Estas demonstrações atípicas tiveram início em Santiago de Cuba, a segunda cidade mais relevante do país, no leste, cujos moradores passavam até 13 horas diárias sem eletricidade. ‘Alimentos e energia’ foi a reivindicação dos manifestantes, incluindo muitas mulheres. O presidente Miguel Díaz-Canel admitiu, dias depois, ‘um acumulado de longos apagões que irritam bastante a população’.
Cuba também enfrenta ‘carência de comida’ devido às ‘interrupções na distribuição oportuna da cesta’ básica, acrescentou. A ONG de direitos humanos Justicia 11J relatou, esta semana, que registrou 17 detenções associadas aos protestos, enquanto a Prisoners Defenders, com sede na Espanha, comunicou à AFP que documentou a apreensão de 38 pessoas, das quais seis foram liberadas.
‘Tendência crítica’
As autoridades assumiram em 2023 dificuldades por falta de divisas para importar 100% dos produtos da cesta básica que são distribuídos a preços subsidiados, através de mecanismos de racionamento, aos 11 milhões de cubanos. Enquanto isso, de acordo com números oficiais, a produção agropecuária baixou 35% entre 2019 e 2023.
Em fevereiro, Cuba solicitou pela primeira vez suporte ao Programa Mundial de Alimentos (PMA) da ONU para garantir o abastecimento de leite às crianças, depois de anunciar que não seria capaz de completar as porções deste mês.
No começo do ano, as autoridades também enfrentaram dificuldades para entregar pão, devido ao atraso dos barcos com trigo que Cuba compra no exterior e a avarias em quatro dos cinco moinhos que existem no país.
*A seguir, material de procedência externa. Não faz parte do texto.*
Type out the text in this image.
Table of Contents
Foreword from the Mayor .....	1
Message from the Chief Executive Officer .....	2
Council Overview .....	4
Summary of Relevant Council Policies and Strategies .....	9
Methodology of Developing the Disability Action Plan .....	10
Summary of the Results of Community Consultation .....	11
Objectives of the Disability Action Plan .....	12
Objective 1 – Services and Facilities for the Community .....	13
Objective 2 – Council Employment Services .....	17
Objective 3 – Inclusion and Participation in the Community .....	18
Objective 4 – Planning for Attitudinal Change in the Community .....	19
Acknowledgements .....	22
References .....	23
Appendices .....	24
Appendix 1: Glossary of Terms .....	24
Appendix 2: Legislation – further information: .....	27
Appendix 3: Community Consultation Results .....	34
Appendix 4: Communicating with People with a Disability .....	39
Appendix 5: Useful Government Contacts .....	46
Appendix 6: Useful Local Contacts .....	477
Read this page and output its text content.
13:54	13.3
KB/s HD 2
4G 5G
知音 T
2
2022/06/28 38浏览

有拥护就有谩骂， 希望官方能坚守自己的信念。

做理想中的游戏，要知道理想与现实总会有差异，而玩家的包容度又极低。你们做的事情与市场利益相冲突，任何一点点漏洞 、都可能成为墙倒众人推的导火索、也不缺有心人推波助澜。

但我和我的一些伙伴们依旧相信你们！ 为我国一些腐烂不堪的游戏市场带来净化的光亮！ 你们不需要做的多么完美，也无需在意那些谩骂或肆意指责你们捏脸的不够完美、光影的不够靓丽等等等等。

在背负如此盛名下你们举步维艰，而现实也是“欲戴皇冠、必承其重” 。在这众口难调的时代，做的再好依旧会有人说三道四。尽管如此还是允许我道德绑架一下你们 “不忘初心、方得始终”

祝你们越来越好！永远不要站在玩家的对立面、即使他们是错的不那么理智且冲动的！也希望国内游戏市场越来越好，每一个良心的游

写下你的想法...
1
Isso só permitiu a produção de pouco mais de um terço da demanda total do país.
Embora a capital não sofra os longos apagões que impactam o restante das províncias, para muitos os alimentos chegam a conta-gotas. ‘Vêm de pouquinho em pouquinho, um quilinho hoje e, dentro de X dias, outro quilinho […] Temos problemas com a comida’, relata Aracely Hernández, de 73 anos e moradora de Bacuranao, uma localidade da periferia de Havana. Essa aposentada menciona que recebe 1.500 pesos de pensão (pouco mais de 300 reais no câmbio oficial) e que um pacote de frango lhe custa 3.000 pesos fora do sistema de racionamento. ‘É preciso economizar e pedalar porque tudo está muito caro’, lamenta.
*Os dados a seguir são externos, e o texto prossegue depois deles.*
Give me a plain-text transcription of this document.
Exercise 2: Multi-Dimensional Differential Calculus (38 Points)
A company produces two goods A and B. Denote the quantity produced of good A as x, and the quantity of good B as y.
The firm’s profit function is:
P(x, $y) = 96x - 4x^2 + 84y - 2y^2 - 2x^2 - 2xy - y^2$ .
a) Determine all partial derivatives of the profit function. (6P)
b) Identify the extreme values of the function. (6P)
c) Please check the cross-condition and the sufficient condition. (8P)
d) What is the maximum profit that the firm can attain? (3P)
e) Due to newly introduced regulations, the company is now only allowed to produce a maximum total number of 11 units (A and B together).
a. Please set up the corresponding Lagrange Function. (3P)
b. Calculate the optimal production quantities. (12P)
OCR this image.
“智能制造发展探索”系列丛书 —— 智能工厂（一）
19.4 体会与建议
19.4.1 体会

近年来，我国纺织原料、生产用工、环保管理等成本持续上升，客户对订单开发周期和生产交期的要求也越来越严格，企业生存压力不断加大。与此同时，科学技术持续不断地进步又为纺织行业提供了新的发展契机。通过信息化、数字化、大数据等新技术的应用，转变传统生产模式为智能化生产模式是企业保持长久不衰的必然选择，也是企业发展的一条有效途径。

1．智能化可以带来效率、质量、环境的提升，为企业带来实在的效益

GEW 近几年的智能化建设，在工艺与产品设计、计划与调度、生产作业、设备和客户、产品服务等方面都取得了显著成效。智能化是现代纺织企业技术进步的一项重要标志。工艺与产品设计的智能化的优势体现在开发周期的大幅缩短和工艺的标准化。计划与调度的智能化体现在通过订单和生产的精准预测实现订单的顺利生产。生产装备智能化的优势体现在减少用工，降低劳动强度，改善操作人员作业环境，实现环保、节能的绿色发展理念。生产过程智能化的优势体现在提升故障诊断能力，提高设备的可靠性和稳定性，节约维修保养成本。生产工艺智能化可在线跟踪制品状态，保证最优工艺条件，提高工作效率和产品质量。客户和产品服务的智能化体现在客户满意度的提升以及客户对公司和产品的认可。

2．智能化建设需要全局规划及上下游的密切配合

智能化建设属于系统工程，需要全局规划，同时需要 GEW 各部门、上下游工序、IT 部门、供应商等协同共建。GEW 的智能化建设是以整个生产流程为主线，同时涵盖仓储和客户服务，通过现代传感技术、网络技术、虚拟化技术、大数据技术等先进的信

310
– ‘Rompimento do pacto social’ -Desde 2021, as lojas privadas também comercializam leite, pão, frango e outros produtos básicos, porém seus valores são muito elevados em relação ao salário médio. Em sua pior crise econômica em três décadas, a ilha apresenta uma escalada inflacionária.
Em 2021, os preços dispararam 70%, em 2022, 39%, e em 2023, 30%, níveis não observados pelos cubanos desde o triunfo da revolução em 1959. Para Arturo López-Levy, pesquisador associado à escola de Estudos Internacionais na Universidade de Denver, a intensificação das sanções de Washington dificulta todos os esforços de Cuba.
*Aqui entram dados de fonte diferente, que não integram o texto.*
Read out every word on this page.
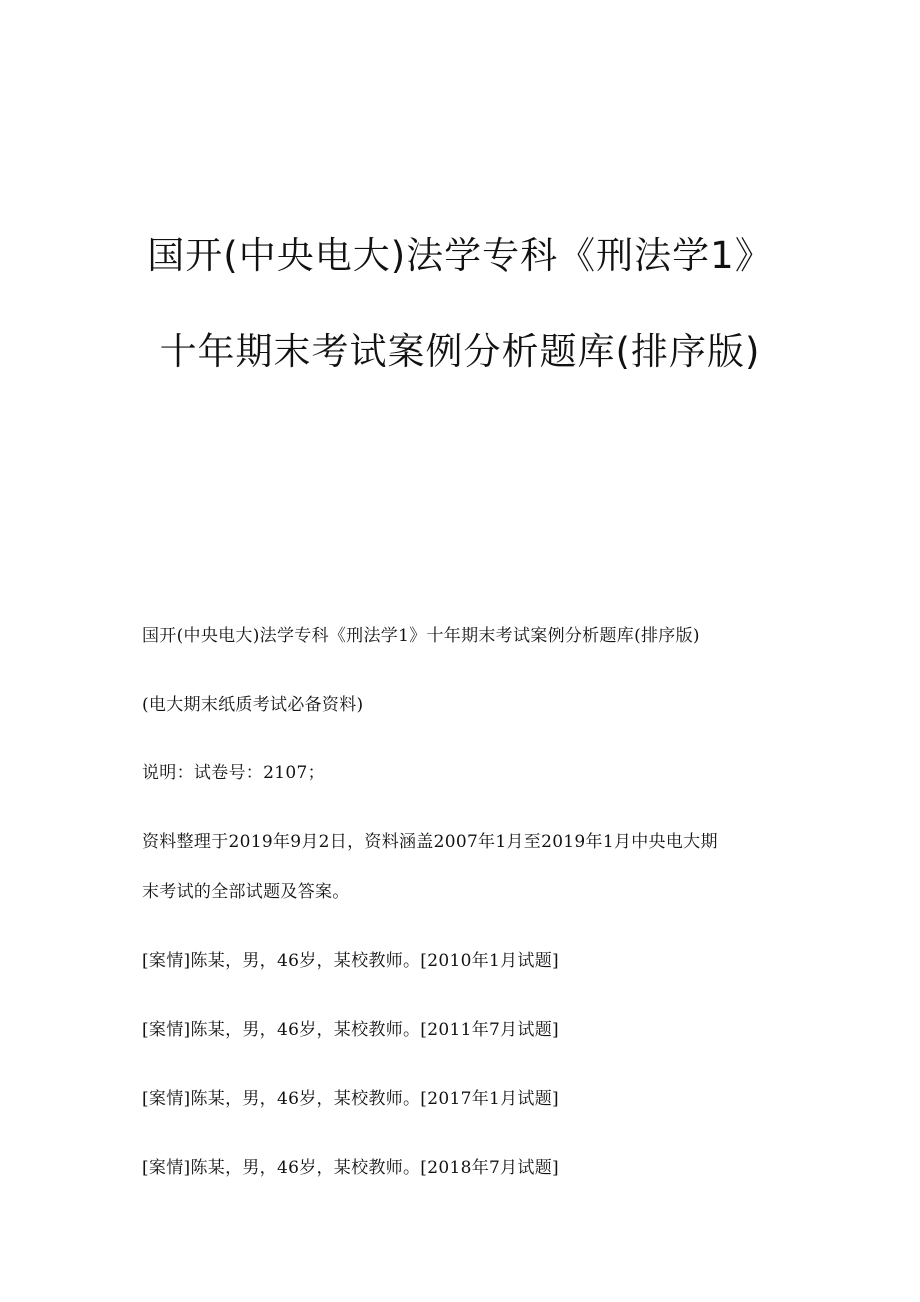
国开(中央电大)法学专科《刑法学1》
十年期末考试案例分析题库(排序版)
国开(中央电大)法学专科《刑法学1》十年期末考试案例分析题库(排序版)
(电大期末纸质考试必备资料)
说明：试卷号：2107；
资料整理于2019年9月2日，资料涵盖2007年1月至2019年1月中央电大期
末考试的全部试题及答案。
[案情]陈某，男，46岁，某校教师。[2010年1月试题]
[案情]陈某，男，46岁，某校教师。[2011年7月试题]
[案情]陈某，男，46岁，某校教师。[2017年1月试题]
[案情]陈某，男，46岁，某校教师。[2018年7月试题]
No entanto, considera que ‘o governo cubano optou por um sistema muito hostil às estruturas do mercado’ e que ‘o modelo está em crise’. O governo ‘tenta pregar uma moral de qualidade igualitária que não pode sustentar’, acrescenta. ‘O que há por trás dos protestos? Fundamentalmente escassez e uma ruptura do pacto social’ entre a população e o governo comunista.
Esse pacto não pode se sustentar como antes, afirma López-Levy, referindo-se às primeiras décadas da revolução, quando Cuba tinha condições de vida melhores graças ao forte apoio que recebia da extinta União Soviética.